The correct answer is 111,111,111,111,111 — or five instances of 111 cleaved by commas. When a chatbot gets this wrong, the absolute error (as a measure of noise) spans huge orders of magnitude, which isn’t surprising since I’m targeting a statistical fallibility by inserting so many consecutive nines that a chatbot can be thrown off while ingesting my prompt (i.e. tokenisation). But notice how some carry the initial error forward to the end without making another mistake. Hence we need to remember an old adage: garbage in, garbage out. After all, chatbots are not optimised to perform an exact calculation, for which it’s still better to use an old Casio.

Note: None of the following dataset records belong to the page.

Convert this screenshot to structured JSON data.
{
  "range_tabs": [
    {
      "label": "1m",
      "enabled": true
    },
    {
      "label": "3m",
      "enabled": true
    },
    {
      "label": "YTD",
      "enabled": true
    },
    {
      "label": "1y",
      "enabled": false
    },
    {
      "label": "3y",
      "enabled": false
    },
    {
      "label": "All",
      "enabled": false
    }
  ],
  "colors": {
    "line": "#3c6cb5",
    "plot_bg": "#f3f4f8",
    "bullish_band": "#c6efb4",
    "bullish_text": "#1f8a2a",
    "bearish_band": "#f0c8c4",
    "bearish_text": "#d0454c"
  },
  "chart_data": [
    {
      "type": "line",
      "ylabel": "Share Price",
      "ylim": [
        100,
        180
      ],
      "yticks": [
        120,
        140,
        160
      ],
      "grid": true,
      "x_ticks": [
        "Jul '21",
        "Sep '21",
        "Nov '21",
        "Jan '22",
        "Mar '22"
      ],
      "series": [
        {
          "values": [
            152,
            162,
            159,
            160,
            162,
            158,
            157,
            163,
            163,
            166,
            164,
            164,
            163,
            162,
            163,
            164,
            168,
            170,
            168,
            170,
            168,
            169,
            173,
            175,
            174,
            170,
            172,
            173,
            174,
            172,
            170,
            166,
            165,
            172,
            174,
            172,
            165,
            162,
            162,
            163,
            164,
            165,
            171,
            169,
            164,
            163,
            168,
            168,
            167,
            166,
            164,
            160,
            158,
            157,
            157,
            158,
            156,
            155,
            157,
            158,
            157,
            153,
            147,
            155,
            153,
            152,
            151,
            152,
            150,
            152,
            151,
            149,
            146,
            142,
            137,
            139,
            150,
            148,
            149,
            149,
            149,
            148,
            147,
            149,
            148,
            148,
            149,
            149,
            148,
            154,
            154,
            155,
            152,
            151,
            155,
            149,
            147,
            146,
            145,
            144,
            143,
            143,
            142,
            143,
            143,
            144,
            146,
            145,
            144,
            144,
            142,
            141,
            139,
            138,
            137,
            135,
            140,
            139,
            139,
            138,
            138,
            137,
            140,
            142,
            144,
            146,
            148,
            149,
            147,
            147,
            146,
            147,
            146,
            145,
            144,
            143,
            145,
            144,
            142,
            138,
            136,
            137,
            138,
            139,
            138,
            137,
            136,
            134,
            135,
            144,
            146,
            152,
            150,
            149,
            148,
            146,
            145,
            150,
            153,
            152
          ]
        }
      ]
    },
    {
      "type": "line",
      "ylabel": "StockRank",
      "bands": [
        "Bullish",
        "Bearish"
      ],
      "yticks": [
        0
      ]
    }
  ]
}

This example highlights how large numbers are poorly expressed in natural language, and yet all numbers exist as precise thoughts in our minds. In fact, we can think in an exact way that there are many infinities: each ranked according to its size. But words alone don’t help us to intuitively grasp such thoughts. That’s why we invented a special language called mathematics, which lets us accurately express these thoughts using separate symbols and lucid logic. Future AI might evolve to wield mathematics in a correct way. But until then, somewhat annoyingly, we’re stuck with a last mile problem of communication. In other words, we still need our human intelligence to execute critical steps before and after chatbots have done their job (e.g. remember to prompt your preferred one to play the particular role that’s known to improve its reliability).
Epilogue
I often imagine how I can accurately convey my thoughts to AI as a matter of future workflow. Perhaps I’ll take two steps. First, I’ll map out my thoughts as an elaborate web (supposing there will be an app for that). Second, I’ll let an AI tool translate the web to prose. So the pleasure and productivity of diagramming the web will be mine, but the tax burden of translating the web will be on the AI tool. And assuming that it will do a fine job with my web, I’ll certainly enjoy reading back my original thoughts in accurate prose. From this perspective, I find that current chatbots are unpleasant because they spiral toward hallucination, as if nearing a black hole. And saving them from spaghettification is a tax burden on my productivity. Whenever experimenting to get factual prose out of them, I keep seeing that the waves of back and forth exchange always result in my fingers typing out the true prose. Hence it wasn’t AI, but I who translated an invisible web to the visible words you read.
I admire Melanie Mitchell’s writing, particularly her 2019 book Artificial Intelligence: A Guide for Thinking Humans. She wears a centrist hat when thinking about the future of AI. I wear the hard hat of an engineer. I cultivated a habit of testing and breaking every tool at my disposal. This prepares me so that when tools fail: I’m not left vulnerable. Language and chatbots can indeed fail. More crucially, the channel connecting our minds to current AI is noisy—and that inserts a barrier. So I’ll end with an ingot of wisdom from Mitchell’s book:
“I wonder whether or when AI will ever crash the barrier of meaning.” In thinking about the future of AI, I keep coming back to this query posed by the mathematician and philosopher Gian-Carlo Rota. The phrase “barrier of meaning” perfectly captures an idea that has permeated this book: humans, in some deep and essential way, understand the situations they encounter, whereas no AI system yet possesses such understanding. While state-of-the-art AI systems have nearly equaled (and in some cases surpassed) humans on certain narrowly defined tasks, these systems all lack a grasp of the rich meanings humans bring to bear in perception, language, and reasoning. This lack of understanding is clearly revealed by the un-humanlike errors these systems can make; by their difficulties with abstracting and transferring what they have learned; by their lack of commonsense knowledge; and by their vulnerability to adversarial attacks. The barrier of meaning between AI and human-level intelligence still stands today.